It feels as though 2017 is likely to go down in history as the year that lasted about a decade in our collective minds. With a new presidential administration, there’s been a groundswell of interest and engagement around policies that impact the country, and more directly, the entrepreneurs looking to build businesses within it.

But even with engagement at an all-time high, headlines are seemingly focused on just a few areas:

  • We’ve seen heavy-handed immigration policies struck down in court, twice.
  • We’ve seen the last of a healthcare debate that raged through two houses of Congress, went through half a dozen Congressional Budget Office scores and a multitude of variations, only to get knocked down in the dead of night.
  • We’ve heard a lot about trade, and by extension bringing back jobs like manufacturing and coal mining.
  • We’ve heard even more about building walls.

There have been good fights to fight across many of these issues, but it’s been difficult to determine how American entrepreneurs have been affected, or what matters most to them. To address this, Fiverr wanted to get a better understanding of our entrepreneurial community’s attitudes towards some larger policy issues. What we found was that while some topics like trade and tax reform may have driven the national conversation through the end of 2016 and into much of this year, they aren’t the issues keeping entrepreneurs up at night.

The full report is available here, but some basic demographic characteristics of the community illustrate how emblematic they are of today’s modern American entrepreneur:

  • Geographically, respondents were spread across the country, with a regional breakdown that’s representative of the population breakdown, and even slightly more rural than the general population.
  • They’re very small businesses. Think 1 to 5 people. This is a group that’s been growing in the U.S. as more and more people have the ability to launch and stabilize a business quickly.
  • They identify as entrepreneurs and small business owners. Over 80 percent characterized themselves as one or the other.
  • They’re heavy internet users. 45 percent of them are doing business through social media networks, a full 12 percent more than those doing it face to face.

In pointing out their biggest priorities, entrepreneurs and small businesses say they are driven by the issues that were local and “present” in their daily lives. “Cost of Living” was extremely important, with nearly 40 percent of respondents considering the issue their biggest priority, compared to issues like “Trade” (7 percent) or “Tax Reform” (13 percent). An issue like “Reliable Broadband” was far more important, with nearly 20 percent of respondent considering it their top big economic issue.

When it came to startup roadblocks and challenges, capital requirements to start or grow a business were far and away the biggest priorities for entrepreneurs, collectively accounting for over 50 percent of respondents’ top priorities. This may not come as a shock, but it’s significant compared to something like regulatory requirements (a mere 10 percent of respondents considered it a top priority), which often dominate discussions about policies impacting startups or small businesses.

So what does it mean?

From an issue-specific standpoint, issues like tax reform and trade undoubtedly have an impact on the way businesses are built, but their effect is less direct. Alternatively, issues like capital access, the costs of living, and reliable broadband have a clear and tangible effect on the everyday lives of entrepreneurs and small businesses across the country.
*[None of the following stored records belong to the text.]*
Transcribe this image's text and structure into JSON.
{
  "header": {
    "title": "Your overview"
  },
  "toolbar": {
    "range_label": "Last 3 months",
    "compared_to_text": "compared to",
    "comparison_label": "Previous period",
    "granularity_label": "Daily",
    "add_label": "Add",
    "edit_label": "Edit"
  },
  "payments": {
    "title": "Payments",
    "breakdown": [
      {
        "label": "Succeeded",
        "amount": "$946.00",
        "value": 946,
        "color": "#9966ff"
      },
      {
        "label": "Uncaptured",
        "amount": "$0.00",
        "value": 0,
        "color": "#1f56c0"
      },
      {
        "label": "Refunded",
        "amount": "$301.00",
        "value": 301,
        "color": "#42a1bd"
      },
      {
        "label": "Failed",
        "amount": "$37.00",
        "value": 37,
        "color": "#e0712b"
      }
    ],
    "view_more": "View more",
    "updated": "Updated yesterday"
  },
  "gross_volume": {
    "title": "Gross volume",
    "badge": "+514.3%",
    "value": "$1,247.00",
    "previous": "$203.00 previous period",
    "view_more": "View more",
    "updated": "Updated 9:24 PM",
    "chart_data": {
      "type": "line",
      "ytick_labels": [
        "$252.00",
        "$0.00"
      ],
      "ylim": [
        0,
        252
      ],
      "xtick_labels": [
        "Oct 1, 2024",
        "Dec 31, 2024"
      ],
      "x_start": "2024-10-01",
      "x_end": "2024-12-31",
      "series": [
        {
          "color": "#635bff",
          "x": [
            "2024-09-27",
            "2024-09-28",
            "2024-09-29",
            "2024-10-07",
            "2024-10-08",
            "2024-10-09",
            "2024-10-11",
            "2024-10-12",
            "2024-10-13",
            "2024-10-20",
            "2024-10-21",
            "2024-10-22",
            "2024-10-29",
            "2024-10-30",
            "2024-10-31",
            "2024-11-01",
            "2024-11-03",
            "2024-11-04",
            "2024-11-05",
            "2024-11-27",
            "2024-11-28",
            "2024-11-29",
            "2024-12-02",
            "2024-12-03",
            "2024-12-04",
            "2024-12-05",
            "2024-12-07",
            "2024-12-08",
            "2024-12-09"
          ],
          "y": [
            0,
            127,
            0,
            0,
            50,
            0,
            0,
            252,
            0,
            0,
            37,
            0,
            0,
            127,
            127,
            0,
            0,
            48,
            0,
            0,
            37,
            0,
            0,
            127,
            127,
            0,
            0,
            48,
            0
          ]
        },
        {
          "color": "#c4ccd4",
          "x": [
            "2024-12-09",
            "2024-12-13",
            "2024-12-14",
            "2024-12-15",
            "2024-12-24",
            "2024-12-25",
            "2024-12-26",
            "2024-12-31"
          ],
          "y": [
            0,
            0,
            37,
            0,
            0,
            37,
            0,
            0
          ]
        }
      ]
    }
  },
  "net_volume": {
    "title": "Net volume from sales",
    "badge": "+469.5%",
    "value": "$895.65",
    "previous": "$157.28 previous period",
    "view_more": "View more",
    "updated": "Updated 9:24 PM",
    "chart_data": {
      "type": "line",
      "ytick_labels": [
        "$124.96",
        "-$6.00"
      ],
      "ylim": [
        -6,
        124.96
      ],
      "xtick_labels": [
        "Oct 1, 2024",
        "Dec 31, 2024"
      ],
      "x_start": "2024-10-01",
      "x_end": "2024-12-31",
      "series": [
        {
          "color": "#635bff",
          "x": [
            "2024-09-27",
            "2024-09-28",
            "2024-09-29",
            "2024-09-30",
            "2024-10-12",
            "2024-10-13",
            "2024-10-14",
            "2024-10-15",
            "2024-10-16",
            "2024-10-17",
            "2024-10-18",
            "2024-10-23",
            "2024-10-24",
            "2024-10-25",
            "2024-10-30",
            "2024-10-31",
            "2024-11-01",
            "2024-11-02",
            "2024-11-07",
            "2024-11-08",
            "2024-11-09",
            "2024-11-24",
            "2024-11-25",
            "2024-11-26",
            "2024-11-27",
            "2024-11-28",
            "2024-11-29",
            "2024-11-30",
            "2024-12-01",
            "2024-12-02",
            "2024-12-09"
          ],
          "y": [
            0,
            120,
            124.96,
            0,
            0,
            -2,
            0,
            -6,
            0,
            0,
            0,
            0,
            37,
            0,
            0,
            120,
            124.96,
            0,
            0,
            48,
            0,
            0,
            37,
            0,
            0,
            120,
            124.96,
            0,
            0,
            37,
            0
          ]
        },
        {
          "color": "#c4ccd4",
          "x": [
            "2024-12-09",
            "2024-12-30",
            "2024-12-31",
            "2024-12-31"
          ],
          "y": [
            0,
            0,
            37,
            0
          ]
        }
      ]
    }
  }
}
Broadly speaking, one of the biggest takeaways is that much of the national conversation isn’t focused on the issues that matter most to the broader entrepreneurial community. There are over 28 million small businesses in the U.S., with 23 million of those being non-employer shops. Policymakers need to take the time to speak to these people, spend time with them and hear them out, and then move forward with agendas that benefit the little guys in the same way they do the big ones.

Aside from speaking with entrepreneurs more regularly, there are some additional specific steps we’d recommend to spur entrepreneurship in the U.S., including:

Create more avenues to access capital, regardless of location.
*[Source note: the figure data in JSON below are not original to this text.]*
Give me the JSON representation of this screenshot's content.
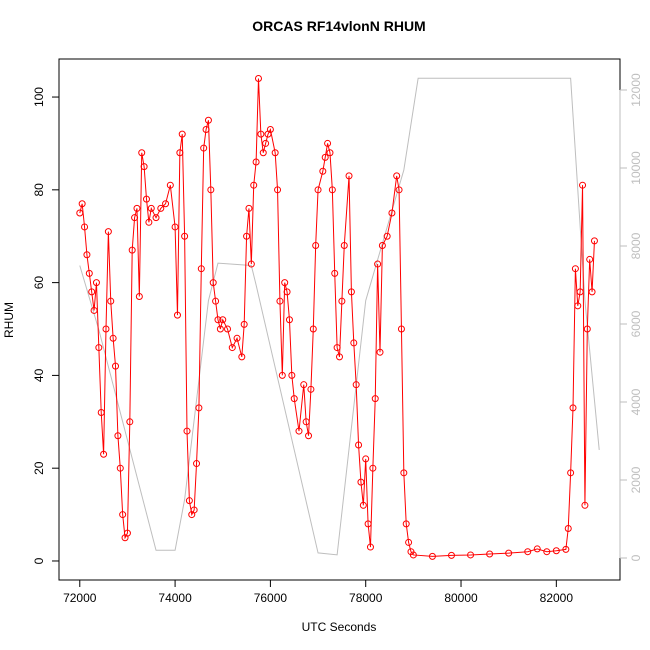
{
  "chart_data": {
    "type": "line",
    "title": "ORCAS RF14vlonN RHUM",
    "xlabel": "UTC Seconds",
    "ylabel": "RHUM",
    "xlim": [
      71564,
      83336
    ],
    "ylim": [
      -4.1,
      108.2
    ],
    "y2lim": [
      -564,
      12795
    ],
    "xticks": [
      72000,
      74000,
      76000,
      78000,
      80000,
      82000
    ],
    "yticks": [
      0,
      20,
      40,
      60,
      80,
      100
    ],
    "y2ticks": [
      0,
      2000,
      4000,
      6000,
      8000,
      10000,
      12000
    ],
    "series": [
      {
        "color": "#bebebe",
        "axis": "y2",
        "x": [
          72000,
          72400,
          73600,
          74000,
          74200,
          74700,
          74900,
          75600,
          75700,
          77000,
          77400,
          78000,
          78800,
          79100,
          82300,
          82600,
          82900
        ],
        "values": [
          7500,
          5850,
          200,
          200,
          1500,
          6600,
          7560,
          7500,
          7000,
          130,
          80,
          6600,
          9950,
          12300,
          12300,
          6600,
          2770
        ]
      },
      {
        "color": "#ff0000",
        "marker": "circle",
        "x": [
          72000,
          72050,
          72100,
          72150,
          72200,
          72250,
          72300,
          72350,
          72400,
          72450,
          72500,
          72550,
          72600,
          72650,
          72700,
          72750,
          72800,
          72850,
          72900,
          72950,
          73000,
          73050,
          73100,
          73150,
          73200,
          73250,
          73300,
          73350,
          73400,
          73450,
          73500,
          73600,
          73700,
          73800,
          73900,
          74000,
          74050,
          74100,
          74150,
          74200,
          74250,
          74300,
          74350,
          74400,
          74450,
          74500,
          74550,
          74600,
          74650,
          74700,
          74750,
          74800,
          74850,
          74900,
          74950,
          75000,
          75100,
          75200,
          75300,
          75400,
          75450,
          75500,
          75550,
          75600,
          75650,
          75700,
          75750,
          75800,
          75850,
          75900,
          75950,
          76000,
          76100,
          76150,
          76200,
          76250,
          76300,
          76350,
          76400,
          76450,
          76500,
          76600,
          76700,
          76750,
          76800,
          76850,
          76900,
          76950,
          77000,
          77100,
          77150,
          77200,
          77250,
          77300,
          77350,
          77400,
          77450,
          77500,
          77550,
          77650,
          77700,
          77750,
          77800,
          77850,
          77900,
          77950,
          78000,
          78050,
          78100,
          78150,
          78200,
          78250,
          78300,
          78350,
          78450,
          78550,
          78650,
          78700,
          78750,
          78800,
          78850,
          78900,
          78950,
          79000,
          79400,
          79800,
          80200,
          80600,
          81000,
          81400,
          81600,
          81800,
          82000,
          82200,
          82250,
          82300,
          82350,
          82400,
          82450,
          82500,
          82550,
          82600,
          82650,
          82700,
          82750,
          82800
        ],
        "values": [
          75,
          77,
          72,
          66,
          62,
          58,
          54,
          60,
          46,
          32,
          23,
          50,
          71,
          56,
          48,
          42,
          27,
          20,
          10,
          5,
          6,
          30,
          67,
          74,
          76,
          57,
          88,
          85,
          78,
          73,
          76,
          74,
          76,
          77,
          81,
          72,
          53,
          88,
          92,
          70,
          28,
          13,
          10,
          11,
          21,
          33,
          63,
          89,
          93,
          95,
          80,
          60,
          56,
          52,
          50,
          52,
          50,
          46,
          48,
          44,
          51,
          70,
          76,
          64,
          81,
          86,
          104,
          92,
          88,
          90,
          92,
          93,
          88,
          80,
          56,
          40,
          60,
          58,
          52,
          40,
          35,
          28,
          38,
          30,
          27,
          37,
          50,
          68,
          80,
          84,
          87,
          90,
          88,
          80,
          62,
          46,
          44,
          56,
          68,
          83,
          58,
          47,
          38,
          25,
          17,
          12,
          22,
          8,
          3,
          20,
          35,
          64,
          45,
          68,
          70,
          75,
          83,
          80,
          50,
          19,
          8,
          4,
          2,
          1.3,
          1,
          1.2,
          1.3,
          1.5,
          1.7,
          2,
          2.6,
          2,
          2.2,
          2.5,
          7,
          19,
          33,
          63,
          55,
          58,
          81,
          12,
          50,
          65,
          58,
          69
        ]
      }
    ]
  }
}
Business and government entities that can create new or more streamlined ways to responsibly access capital will result in new businesses, while allowing existing ones to effectively scale.

Increase educational opportunities for small business owners and entrepreneurs.
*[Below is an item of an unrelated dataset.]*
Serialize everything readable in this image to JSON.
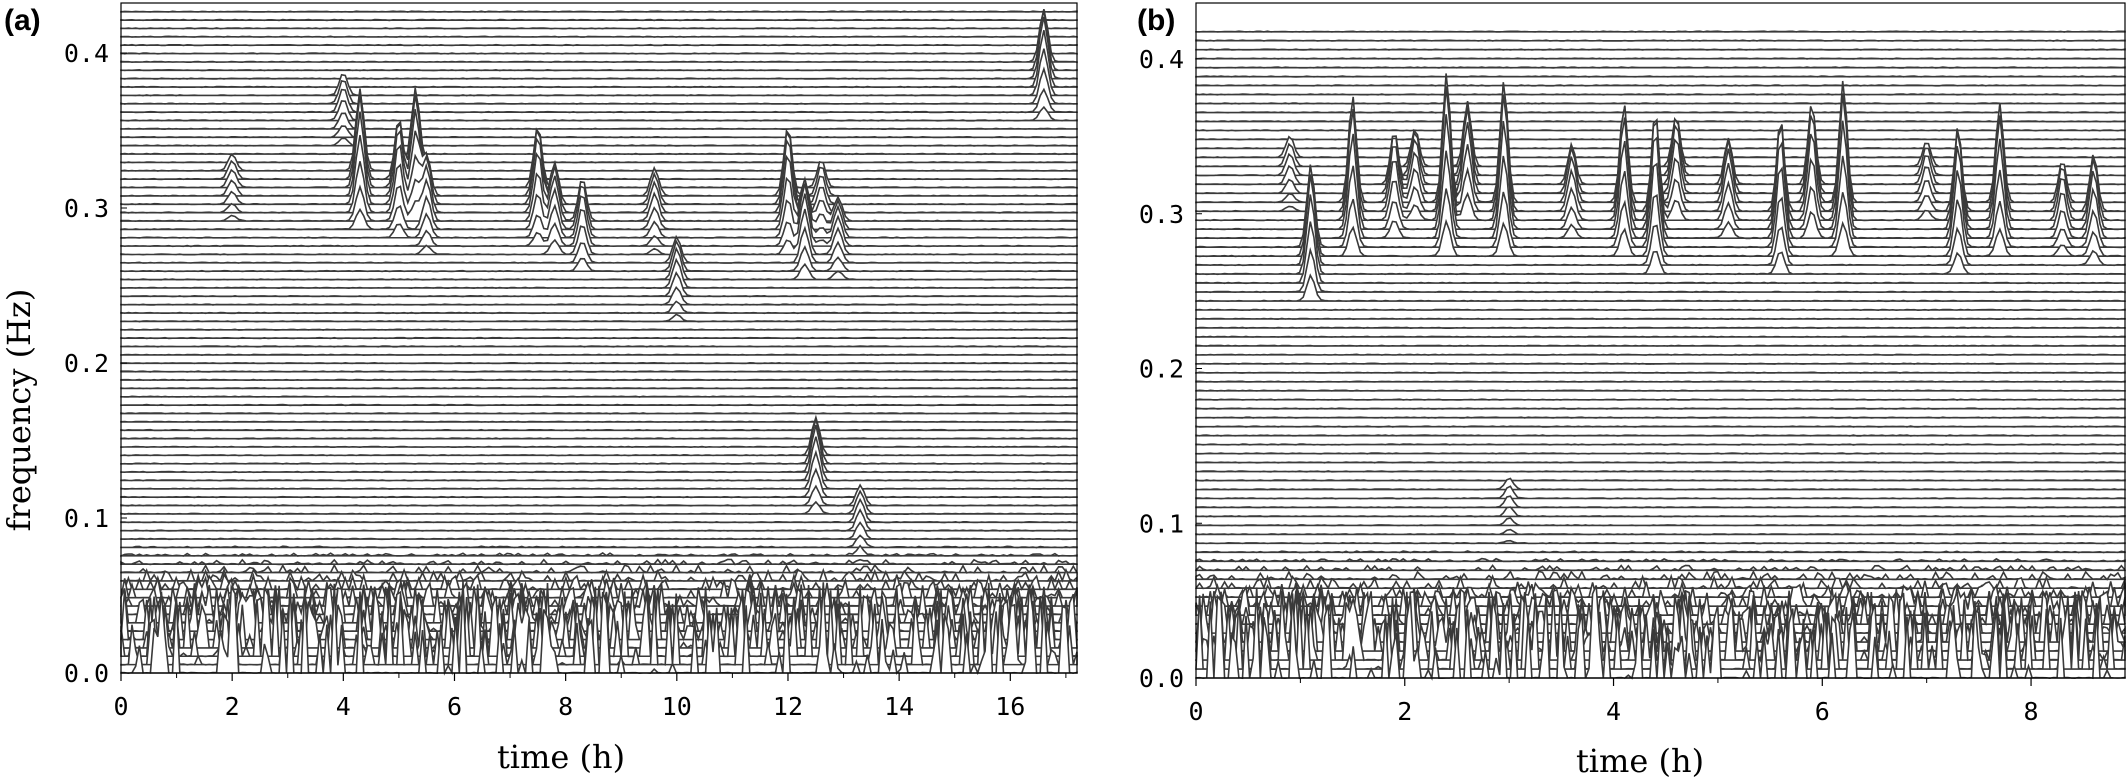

Nearly 40 percent of respondents pointed to education and training as making it “easier” or “much easier” to build a business. Bringing more educational opportunities for entrepreneurs directly to areas where they reside, while also expanding awareness of digital channels, stands to benefit them greatly.

Expand reliable broadband access to empower more businesses to compete, no matter where they are located.

Not only will it increase opportunity, it can dramatically lower the cost of running a business to put more money back into the pockets of entrepreneurs.

Evolve the safety net to encompass the way people work in 2017 and the future.

Tying benefits to jobs hurts entrepreneurship by keeping employees tethered to traditional employment models. The current structure puts pressure on small businesses, entrepreneurs, and solopreneurs to decide between their well-being and their passion, a decision that curbs innovation and economic growth in the long term.

Different policy issues and topics affect different regions and businesses in a variety of ways, but by taking a look at the attitudes and opinions present across the country, we’re hoping to start a dialogue and discussion around what so many doers are facing each and every day.

Brent Messenger serves as global head of community for Fiverr, a worldwide marketplace for digital services. Messenger previously worked as a battleground state field director for Obama for America in 2008. He then joined other Obama campaign leaders at community engagement consultancy 270 Strategies, where he worked as senior vice president with such brands as Airbnb, Lyft and SolarCity.